What to eat for a healthy gut
While we usually think of bacteria as being something bad, there are about 100 trillion bacteria living in your gut, and a lot of them are the good guys. This enormous population of bacteria – collectively known as your gut microbiota – is unique to each individual, but if you get your own gut bacteria in balance, it can improve your health in any number of ways.
An ever-growing pile of research is linking gut health with other health conditions – everything from mood and weight to heart disease and cancer. One area of health that’s of particular concern right now in the age of COVID-19 is immunity, so you may be interested to know that your gut is responsible for about 70 percent of your immune system.
“We know that a healthy gut plays a huge role in our overall health,” says nutritionist Jacqueline Alwill. “A healthy gut lining can stop inflammation in your body, because the gut plays a role in micronutrient absorption.
“In addition to this, a healthy gut contributes to a strong immune system, as well as heart health, brain health, improved mood, healthy sleep and effective digestion, and it may help prevent some cancers and autoimmune diseases as well as play a role in weight control.”
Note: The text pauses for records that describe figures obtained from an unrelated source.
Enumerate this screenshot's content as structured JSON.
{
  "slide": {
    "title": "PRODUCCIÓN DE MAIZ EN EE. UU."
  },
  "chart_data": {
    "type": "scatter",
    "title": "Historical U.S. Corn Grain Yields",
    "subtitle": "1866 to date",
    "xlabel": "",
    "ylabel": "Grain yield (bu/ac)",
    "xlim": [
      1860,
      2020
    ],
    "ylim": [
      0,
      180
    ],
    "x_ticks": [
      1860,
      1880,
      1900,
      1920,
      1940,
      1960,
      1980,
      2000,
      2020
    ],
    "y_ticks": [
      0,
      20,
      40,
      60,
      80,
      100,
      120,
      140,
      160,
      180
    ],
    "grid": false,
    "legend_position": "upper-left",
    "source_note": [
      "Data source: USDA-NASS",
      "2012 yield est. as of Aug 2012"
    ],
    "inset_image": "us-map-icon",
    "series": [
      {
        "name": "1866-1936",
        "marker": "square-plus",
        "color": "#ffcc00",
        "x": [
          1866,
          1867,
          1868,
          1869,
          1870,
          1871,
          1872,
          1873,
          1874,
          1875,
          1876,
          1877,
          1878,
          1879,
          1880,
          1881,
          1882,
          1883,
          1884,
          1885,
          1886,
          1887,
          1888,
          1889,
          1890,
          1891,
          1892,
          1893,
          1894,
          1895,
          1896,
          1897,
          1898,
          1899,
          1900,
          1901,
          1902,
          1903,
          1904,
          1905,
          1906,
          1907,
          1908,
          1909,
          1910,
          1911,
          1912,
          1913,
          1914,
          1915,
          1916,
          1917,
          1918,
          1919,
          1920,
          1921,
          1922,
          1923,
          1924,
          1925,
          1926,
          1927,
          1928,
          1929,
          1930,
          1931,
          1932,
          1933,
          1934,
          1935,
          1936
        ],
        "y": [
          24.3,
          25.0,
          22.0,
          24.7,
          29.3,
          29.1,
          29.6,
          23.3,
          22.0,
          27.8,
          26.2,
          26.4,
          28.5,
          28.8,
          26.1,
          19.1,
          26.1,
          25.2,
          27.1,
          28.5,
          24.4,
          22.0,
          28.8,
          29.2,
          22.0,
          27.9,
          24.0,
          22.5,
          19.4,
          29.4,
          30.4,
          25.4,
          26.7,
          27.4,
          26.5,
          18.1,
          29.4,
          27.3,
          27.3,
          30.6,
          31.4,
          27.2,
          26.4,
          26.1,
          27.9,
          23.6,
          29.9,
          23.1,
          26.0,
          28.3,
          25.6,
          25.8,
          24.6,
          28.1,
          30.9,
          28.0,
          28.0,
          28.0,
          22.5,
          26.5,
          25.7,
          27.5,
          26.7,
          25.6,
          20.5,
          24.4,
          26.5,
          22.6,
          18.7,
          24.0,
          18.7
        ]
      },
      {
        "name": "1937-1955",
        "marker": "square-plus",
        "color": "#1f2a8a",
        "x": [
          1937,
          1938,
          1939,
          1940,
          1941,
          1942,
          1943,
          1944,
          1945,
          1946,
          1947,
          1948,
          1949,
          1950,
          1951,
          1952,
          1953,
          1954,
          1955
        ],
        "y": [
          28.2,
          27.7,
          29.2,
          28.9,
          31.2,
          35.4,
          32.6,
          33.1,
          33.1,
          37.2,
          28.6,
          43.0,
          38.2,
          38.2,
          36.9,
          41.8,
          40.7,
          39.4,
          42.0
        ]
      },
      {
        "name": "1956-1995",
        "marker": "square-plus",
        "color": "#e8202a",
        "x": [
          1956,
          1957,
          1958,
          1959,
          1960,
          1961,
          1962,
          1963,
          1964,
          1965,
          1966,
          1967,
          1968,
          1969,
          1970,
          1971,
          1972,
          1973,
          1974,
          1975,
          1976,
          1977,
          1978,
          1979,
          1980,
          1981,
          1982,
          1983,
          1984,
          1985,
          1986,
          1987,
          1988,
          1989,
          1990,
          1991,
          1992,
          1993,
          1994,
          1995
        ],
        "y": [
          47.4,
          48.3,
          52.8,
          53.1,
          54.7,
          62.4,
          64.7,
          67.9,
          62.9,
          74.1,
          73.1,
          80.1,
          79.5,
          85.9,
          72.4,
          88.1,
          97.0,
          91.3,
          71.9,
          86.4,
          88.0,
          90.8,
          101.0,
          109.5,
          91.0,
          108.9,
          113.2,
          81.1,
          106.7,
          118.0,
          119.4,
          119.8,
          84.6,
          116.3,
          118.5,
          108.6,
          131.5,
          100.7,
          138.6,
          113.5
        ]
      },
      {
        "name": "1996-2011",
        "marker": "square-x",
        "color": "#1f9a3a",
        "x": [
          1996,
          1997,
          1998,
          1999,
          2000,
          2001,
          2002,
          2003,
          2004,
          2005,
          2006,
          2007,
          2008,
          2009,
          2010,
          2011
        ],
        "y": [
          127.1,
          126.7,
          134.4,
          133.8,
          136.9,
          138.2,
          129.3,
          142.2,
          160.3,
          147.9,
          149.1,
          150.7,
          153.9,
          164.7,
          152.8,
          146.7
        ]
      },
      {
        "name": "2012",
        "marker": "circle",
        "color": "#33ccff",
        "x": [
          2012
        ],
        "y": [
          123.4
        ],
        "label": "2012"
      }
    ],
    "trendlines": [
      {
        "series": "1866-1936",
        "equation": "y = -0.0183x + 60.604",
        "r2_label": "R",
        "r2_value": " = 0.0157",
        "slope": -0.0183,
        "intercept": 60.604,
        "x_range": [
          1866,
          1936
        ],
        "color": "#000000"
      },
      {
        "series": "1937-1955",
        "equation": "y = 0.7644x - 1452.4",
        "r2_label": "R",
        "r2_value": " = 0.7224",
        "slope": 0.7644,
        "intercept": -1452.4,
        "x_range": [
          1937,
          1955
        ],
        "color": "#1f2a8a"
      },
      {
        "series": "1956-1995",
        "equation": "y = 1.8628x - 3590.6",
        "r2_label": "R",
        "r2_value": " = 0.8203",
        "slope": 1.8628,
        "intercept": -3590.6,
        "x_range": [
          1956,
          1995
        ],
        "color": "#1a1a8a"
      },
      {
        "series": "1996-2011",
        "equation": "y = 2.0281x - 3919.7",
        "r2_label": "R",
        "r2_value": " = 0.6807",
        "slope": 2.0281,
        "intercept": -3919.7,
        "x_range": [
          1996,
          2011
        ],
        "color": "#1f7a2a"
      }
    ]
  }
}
So how can we spot a problem with our gut? There are the obvious signs, such as an upset stomach, but other signs can include sleep disturbances, weight changes and skin irritation.
“As we’re all unique, the signs of an unhealthy gut differ in each of us,” Alwill says. “So, if you do feel there’s something amiss, it’s best to talk to your doctor about your concerns.”
There are plenty of things you can all do to ensure good gut health, including getting enough sleep, eating foods slowly, staying hydrated and changing your diet, if necessary. But eating foods that contain prebiotics – types of dietary fibre that feed the good bacteria in your gut – can also make a difference.
“There are lots of foods that contain prebiotics naturally, such as leeks, garlic, onion, Brussels sprouts, legumes and some grains,” Alwill says. “A lot of retailers are now offering options that provide added prebiotics, like Dairy Farmers A2 Goodness + Prebiotic milk.”
Foods that are best for an overall healthy gut and a healthy immune system include those high in fibre, such as bananas, berries, broccoli and peas; fermented foods like yoghurt, tempeh and kimchi; as well as collagen-boosting foods like salmon, eggs and citrus fruits.
“But my main recommendation to maintain overall gut health would be to increase the amount of prebiotic foods you eat,” Alwill advises.